Conclusions: The CNN-based model provides an accurate dose prediction for left-sided postmastectomy including IMNI using VMAT, facilitating rapid clinical decision-making regarding DIBH technique application.
 

Part Ⅲ: Automated Delineation of Postmastectomy Radiotherapy Target Volumes and Cardiac Structures in Left-Sided Breast Cancer Based on Deep-Learning Methods
Purpose: To develop and evaluate an automated deep learning model based on the nnU-Net v2 framework for delineating postmastectomy radiotherapy target volumes and cardiac substructures in left-sided breast cancer patients, ultimately enhancing the efficiency in clinical practice and improving the reproducibility and accuracy of contouring.

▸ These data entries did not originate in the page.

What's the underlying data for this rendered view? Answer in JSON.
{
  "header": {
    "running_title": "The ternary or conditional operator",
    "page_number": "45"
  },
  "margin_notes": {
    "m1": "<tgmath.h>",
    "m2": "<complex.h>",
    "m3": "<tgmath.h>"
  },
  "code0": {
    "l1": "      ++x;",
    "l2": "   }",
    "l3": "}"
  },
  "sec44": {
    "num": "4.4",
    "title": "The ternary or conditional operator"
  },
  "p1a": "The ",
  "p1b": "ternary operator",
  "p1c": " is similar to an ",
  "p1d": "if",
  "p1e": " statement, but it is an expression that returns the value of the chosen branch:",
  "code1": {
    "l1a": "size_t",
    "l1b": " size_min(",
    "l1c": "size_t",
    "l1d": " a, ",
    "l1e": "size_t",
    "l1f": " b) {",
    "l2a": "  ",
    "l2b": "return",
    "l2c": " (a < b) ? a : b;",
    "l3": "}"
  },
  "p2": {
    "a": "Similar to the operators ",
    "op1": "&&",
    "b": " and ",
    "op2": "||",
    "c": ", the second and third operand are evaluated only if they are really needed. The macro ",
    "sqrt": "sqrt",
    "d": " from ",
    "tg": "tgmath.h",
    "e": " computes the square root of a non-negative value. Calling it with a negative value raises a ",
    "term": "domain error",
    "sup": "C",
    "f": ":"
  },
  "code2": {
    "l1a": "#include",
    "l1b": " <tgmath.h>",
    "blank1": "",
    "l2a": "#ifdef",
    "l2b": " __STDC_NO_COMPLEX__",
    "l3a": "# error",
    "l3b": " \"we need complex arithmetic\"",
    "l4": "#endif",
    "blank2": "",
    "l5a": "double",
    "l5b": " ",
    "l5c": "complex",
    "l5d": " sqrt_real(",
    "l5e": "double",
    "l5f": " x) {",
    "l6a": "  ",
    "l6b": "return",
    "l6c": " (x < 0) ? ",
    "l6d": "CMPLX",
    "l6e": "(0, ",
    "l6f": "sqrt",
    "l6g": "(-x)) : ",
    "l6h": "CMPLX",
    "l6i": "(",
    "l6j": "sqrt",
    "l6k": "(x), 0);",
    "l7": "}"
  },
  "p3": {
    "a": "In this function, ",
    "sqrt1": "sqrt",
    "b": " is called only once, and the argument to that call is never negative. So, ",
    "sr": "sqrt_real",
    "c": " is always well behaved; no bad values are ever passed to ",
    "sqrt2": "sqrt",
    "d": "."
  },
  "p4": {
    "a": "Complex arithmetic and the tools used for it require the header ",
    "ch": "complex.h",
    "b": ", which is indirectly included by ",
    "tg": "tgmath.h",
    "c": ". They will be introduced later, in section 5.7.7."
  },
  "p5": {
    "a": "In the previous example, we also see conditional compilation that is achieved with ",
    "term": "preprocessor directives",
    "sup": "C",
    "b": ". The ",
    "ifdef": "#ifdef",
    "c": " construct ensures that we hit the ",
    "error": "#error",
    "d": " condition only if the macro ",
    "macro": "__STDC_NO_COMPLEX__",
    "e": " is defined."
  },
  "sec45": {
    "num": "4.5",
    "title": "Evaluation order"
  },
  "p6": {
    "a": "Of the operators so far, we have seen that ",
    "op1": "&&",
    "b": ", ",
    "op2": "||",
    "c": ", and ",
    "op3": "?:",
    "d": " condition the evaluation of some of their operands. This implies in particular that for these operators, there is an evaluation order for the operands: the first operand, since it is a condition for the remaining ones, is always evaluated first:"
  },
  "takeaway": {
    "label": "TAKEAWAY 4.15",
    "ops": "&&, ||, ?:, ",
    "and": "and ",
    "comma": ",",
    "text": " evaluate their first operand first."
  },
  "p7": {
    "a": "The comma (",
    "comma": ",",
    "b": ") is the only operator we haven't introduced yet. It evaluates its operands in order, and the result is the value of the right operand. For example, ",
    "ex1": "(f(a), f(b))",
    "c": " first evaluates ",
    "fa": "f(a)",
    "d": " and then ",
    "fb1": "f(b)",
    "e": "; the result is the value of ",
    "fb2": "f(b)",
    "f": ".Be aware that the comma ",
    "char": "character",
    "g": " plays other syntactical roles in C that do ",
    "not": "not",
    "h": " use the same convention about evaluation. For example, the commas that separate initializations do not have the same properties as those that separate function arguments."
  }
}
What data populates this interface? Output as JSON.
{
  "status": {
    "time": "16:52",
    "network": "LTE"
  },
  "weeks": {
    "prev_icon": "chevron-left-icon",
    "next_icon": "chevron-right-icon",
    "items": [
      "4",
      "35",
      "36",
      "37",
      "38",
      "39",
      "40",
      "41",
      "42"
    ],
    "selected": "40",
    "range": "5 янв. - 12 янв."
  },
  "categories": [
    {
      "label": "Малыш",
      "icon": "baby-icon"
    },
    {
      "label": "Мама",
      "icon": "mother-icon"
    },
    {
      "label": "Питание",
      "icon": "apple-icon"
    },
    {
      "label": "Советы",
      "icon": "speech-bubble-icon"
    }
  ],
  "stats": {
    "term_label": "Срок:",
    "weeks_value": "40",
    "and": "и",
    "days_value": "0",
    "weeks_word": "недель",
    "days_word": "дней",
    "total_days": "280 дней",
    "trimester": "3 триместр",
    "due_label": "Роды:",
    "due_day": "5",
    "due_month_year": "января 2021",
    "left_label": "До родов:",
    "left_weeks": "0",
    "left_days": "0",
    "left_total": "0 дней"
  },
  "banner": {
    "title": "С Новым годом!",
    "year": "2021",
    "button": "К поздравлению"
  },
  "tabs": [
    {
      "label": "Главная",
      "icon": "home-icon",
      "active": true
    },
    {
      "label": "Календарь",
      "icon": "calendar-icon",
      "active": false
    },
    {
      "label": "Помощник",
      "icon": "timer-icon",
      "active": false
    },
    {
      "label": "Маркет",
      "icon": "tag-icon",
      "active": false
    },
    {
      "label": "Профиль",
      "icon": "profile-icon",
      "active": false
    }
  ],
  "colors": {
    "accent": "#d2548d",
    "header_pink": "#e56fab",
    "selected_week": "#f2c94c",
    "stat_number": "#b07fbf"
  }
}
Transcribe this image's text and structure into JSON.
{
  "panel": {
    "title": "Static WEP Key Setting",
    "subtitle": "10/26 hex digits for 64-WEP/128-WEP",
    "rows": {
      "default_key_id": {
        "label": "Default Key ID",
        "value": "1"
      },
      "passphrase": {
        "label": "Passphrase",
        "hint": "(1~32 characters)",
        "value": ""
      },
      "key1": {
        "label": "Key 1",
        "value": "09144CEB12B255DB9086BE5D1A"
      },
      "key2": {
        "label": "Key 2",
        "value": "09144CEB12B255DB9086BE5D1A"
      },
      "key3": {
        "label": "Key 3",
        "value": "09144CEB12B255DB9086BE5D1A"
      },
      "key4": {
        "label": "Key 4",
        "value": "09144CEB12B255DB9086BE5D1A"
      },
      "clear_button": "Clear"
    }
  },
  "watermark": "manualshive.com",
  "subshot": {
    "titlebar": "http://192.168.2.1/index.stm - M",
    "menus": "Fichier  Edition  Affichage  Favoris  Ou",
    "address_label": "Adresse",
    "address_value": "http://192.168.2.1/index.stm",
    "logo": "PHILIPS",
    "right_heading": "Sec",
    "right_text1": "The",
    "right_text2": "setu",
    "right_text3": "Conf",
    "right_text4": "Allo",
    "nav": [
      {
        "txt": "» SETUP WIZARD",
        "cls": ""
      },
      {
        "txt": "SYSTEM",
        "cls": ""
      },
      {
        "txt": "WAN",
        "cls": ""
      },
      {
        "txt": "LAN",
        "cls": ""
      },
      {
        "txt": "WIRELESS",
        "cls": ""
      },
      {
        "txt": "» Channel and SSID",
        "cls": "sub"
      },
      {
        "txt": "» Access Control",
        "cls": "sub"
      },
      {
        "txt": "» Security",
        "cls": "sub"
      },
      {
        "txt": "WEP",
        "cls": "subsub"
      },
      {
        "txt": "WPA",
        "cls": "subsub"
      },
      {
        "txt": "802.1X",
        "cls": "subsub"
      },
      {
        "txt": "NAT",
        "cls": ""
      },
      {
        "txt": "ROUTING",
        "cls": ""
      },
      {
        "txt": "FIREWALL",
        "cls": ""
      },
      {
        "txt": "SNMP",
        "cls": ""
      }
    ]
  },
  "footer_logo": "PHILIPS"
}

Materials and methods:A total of 768 patients who received left-sided postmastectomy radiotherapy between 2019 and 2024 were included. This dataset was divided into a training set (n = 700, between January 2019 and September 2023) for 5-fold cross-validation and an independent test set (n = 68). An automated delineation model was developed based on the nnU-Net v2 framework. Patients in the test set all received radiotherapy including internal mammary node irradiation. Manual delineations of clinical target volume (CTV) and cardiac structures were independently verified by the senior radiation oncologists and validated by the tumor board reviews. CTV included the chest wall (CTVcw), supra/infraclavicular fossa and axillary level Ⅱ (CTVsc), and optional internal mammary nodes (CTVim). Automated cardiac structures delineations were checked by two blinded physicians. Geometric accuracy was quantified via Dice similarity coefficient (DSC) and average symmetric surface distance (ASSD). Dosimetric consistency was evaluated for 30 randomly selected patients from the test set by comparing key parameters between automated and manual contours. A four-level scale evaluation was performed by two experienced radiation oncologists in a randomized double-blind manner.
Results: The model achieved high geometric accuracy in CTVcw, CTVsc, CTVim, heart, left ventricle, and right ventricle, with average DSC of 0.85, 0.83, 0.75, 0.96, 0.80 and 0.85, respectively. The average DSC of the LAD and RCA was 0.64 and 0.53, respectively. The average ASSD for most CTV and cardiac structures were within 2 mm, apart from LAD with ASSD of 2.98 mm. The dose coverage, based on D98 > 95%, was fulfilled for 96.7% of the CTVsc, and both 86.7% for CTVcw and CTVim. There was no statistically significant difference in the dosimetric parameter values of the cardiac structures between the automatic contouring and the manual contouring, and the Dmean had a strong linear correlation, with the correlation coefficient ranging from 0.843 to 0.970. In the clinical qualitative evaluation, except that the RCA of two patients were rated as a major revision, the other structures were all rated as minor revisions or no revision.
Conclusions: This nnU-Net v2 model provides clinically robust automated delineation of postmastectomy radiotherapy target volumes and cardiac substructures. This model provides important technical support for optimizing radiotherapy plans and cardiac protection in the future.